SAN FRANCISCO – The e-mail announcement for Kimetha Vanderveen at the Peter Mendenhall Gallery (February 11-April 1, 2023) reminded me of the afternoon I spent in his sunny studio at San Francisco’s Hunter’s Point shipyard in late October 2022. Until then, I don’t had seen her work only digitally, not in person. After an email introduction from a mutual friend, we met at a coffee shop in early February 2022 in Koreatown, New York. Although I had no idea when, or even if, I would be traveling again then, I told Kimetha that I would visit her studio the next time I was in San Francisco. Something about the modest scale of the work and the evocation of light through materiality piqued my curiosity. This is how, six months later, I found myself in his studio.
As Vanderveen began showing me his works, many of which were nuanced monochrome oil paintings on panels less than eight by eight inches, I came back to a question posed by Joe Brainard and Thomas Nozkowski: how big should it be? a work of art ? ? While many abstract artists working in monochromatic fashions certainly made larger pieces, I didn’t think Vanderveen’s works needed to be larger. What was it about them that required them to be small?
We often think of monochrome paintings as a solid field of a single color. Vanderveen does something different. She paints a pale color over another so that the traces of the previous layer show slightly.

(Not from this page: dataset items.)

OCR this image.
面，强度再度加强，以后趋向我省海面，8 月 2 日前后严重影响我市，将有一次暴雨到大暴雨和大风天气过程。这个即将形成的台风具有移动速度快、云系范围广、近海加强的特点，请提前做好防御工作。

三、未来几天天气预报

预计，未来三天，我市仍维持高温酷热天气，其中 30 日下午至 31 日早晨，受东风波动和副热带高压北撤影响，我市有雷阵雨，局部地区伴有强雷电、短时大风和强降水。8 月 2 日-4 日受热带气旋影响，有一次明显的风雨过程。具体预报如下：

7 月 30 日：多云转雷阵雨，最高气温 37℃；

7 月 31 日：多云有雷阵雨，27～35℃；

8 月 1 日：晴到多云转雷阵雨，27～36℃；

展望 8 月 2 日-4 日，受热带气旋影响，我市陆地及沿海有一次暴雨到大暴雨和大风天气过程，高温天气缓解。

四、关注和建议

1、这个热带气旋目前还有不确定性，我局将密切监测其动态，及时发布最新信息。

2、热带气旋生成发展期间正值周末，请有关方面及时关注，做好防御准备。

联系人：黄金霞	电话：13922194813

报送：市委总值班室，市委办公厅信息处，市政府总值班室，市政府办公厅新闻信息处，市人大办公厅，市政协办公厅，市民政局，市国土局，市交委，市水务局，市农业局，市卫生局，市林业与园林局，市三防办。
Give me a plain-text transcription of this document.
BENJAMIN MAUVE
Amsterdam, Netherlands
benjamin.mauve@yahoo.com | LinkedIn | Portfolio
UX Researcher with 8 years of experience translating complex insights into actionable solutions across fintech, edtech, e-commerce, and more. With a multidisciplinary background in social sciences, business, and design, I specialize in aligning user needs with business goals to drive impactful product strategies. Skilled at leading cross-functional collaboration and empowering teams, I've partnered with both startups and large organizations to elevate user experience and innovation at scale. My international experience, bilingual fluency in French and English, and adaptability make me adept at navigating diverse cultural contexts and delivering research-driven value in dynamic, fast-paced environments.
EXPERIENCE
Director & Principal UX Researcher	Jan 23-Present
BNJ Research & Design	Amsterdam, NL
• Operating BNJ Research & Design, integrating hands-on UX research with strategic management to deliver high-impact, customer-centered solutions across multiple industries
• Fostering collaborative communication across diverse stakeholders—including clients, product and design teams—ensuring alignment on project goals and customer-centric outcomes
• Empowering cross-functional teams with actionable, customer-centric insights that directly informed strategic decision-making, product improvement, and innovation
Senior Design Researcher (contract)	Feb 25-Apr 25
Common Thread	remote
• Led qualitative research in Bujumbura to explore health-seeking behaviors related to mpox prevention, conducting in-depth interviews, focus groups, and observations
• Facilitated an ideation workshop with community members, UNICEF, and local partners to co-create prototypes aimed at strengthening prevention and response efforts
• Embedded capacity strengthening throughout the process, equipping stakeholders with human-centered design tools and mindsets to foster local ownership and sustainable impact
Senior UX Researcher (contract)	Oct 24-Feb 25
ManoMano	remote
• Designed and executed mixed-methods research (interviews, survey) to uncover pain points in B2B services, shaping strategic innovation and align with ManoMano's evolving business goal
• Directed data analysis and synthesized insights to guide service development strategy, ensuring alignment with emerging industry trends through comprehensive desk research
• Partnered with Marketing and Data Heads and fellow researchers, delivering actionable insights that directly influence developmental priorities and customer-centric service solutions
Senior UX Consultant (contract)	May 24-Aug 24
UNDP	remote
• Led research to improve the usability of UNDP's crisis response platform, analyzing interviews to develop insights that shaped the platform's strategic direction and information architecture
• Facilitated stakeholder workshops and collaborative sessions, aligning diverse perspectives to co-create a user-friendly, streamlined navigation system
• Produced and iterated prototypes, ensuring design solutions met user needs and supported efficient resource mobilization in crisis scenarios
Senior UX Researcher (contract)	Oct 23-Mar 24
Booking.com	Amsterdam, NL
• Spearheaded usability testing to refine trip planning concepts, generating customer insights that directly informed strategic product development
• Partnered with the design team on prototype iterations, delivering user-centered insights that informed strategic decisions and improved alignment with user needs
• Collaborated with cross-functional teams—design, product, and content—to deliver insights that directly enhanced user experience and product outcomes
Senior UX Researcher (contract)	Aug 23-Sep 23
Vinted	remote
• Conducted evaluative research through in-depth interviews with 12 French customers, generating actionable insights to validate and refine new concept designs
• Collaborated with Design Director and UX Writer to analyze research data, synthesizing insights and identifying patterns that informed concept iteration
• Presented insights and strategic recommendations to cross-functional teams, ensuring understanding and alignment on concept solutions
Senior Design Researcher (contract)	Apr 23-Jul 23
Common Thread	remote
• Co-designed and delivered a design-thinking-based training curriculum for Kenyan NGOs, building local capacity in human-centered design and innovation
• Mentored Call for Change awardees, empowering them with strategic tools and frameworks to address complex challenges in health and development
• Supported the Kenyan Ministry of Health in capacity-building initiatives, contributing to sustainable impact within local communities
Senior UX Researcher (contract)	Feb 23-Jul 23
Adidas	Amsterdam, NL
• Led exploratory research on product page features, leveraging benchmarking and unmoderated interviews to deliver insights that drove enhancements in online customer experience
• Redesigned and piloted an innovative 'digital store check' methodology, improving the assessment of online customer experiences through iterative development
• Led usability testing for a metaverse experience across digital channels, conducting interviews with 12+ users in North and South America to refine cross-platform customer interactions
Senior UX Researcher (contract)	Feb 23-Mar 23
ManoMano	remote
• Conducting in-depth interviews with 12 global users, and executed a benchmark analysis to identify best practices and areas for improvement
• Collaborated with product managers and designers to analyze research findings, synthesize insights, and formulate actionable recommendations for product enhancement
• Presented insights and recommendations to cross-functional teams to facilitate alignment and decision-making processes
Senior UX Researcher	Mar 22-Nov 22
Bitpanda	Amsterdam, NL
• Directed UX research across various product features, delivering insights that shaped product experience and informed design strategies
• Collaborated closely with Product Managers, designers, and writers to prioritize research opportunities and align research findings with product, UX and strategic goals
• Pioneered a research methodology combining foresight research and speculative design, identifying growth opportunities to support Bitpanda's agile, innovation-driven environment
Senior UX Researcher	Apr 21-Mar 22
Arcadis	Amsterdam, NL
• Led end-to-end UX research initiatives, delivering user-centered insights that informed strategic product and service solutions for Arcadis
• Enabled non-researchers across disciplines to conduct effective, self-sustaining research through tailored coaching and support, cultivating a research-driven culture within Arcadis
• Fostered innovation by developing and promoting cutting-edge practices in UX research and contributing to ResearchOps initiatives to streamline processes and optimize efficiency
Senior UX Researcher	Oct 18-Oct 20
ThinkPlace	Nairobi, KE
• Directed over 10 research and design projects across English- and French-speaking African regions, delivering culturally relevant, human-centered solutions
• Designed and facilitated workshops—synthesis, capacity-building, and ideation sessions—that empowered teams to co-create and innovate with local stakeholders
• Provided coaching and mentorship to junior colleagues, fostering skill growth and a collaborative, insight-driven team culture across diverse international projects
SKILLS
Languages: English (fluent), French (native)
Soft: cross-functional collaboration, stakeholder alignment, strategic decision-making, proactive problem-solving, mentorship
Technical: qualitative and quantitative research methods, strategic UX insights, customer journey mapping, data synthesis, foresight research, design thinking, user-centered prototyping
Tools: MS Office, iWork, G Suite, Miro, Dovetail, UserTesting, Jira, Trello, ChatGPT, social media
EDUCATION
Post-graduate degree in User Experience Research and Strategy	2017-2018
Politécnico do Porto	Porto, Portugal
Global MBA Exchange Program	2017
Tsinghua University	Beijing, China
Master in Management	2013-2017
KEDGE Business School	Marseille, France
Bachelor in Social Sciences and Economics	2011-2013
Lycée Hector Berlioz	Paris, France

In one work, I found myself focusing on a brushstroke that moves across the surface, gently and precisely, causing the color to change slightly on either side. Vanderveen is a tonalist. His paintings speak of the interplay of materiality and light, of the connection between the palpable and ephemeral world in which we live.
Vanderveen wants the viewer to scrutinize his paintings, to become aware of the changes in tones and gradations, as well as the interaction between the paint and the light emanating from its material surface. These are meditations on the passage of time, which in my opinion is the essential subject of his work.
As soon as I saw the watercolors that Vanderveen had placed on the table in front of me in his studio, I wanted to write about them. The 15 watercolors, each measuring five by seven inches, were all done near a lake in Camden, Maine, in a matter of hours in the summer of 2022; it started early in the morning and ended in the middle of the afternoon. They are a quietly joyous journal of the changing light and the passage of time. At the same time, the sense of passage of time and estrangement from the material world introduce notes of loss and mourning into each view.
Vanderveen divides the horizontal format into three areas: lake, hills and sky. The middle stripe is usually the darkest in color and the most defined in shape. The perspective changes throughout, as the artist shifts position slightly or looks in a different direction. She seems to have used only four pale colors in all the works: grey, blue, green and yellow. The surface of the paper is still visible. As she used a brush, the puddles or dried spots show no sign of her hand. Some works approach representation, while others only became cohesive as landscapes after I remembered what I was looking at – and even then I wasn’t always sure what I was looking at. saw. This sliding seems to me crucial for the paintings. Vanderveen is not so much trying to name something as portraying – in these works at least – change and impermanence, the passing moment. While the watercolors are meant to be reminders, a retelling of a day spent by a lake in Camden, they also speak of a world fading from sight and the failings of memory. The modestly sized watercolors oscillate between form and dissipation. I remembered the first stanza of Henry Vaughn’s poem “They are all gone into the world of light”:
They are all gone into the world of light! And I alone sit ling’ring here; Their very memory is fair and bright, And my sad thoughts doth clear.
That’s why I kept looking at Vanderveen’s paintings and watercolors, and why they stuck in my mind.
Kimetha Vanderveen continues at the Peter Mendenhall Gallery (180 South Lake Avenue, Suite 110, Pasadena, CA) through April 1. The exhibition was organized by the gallery.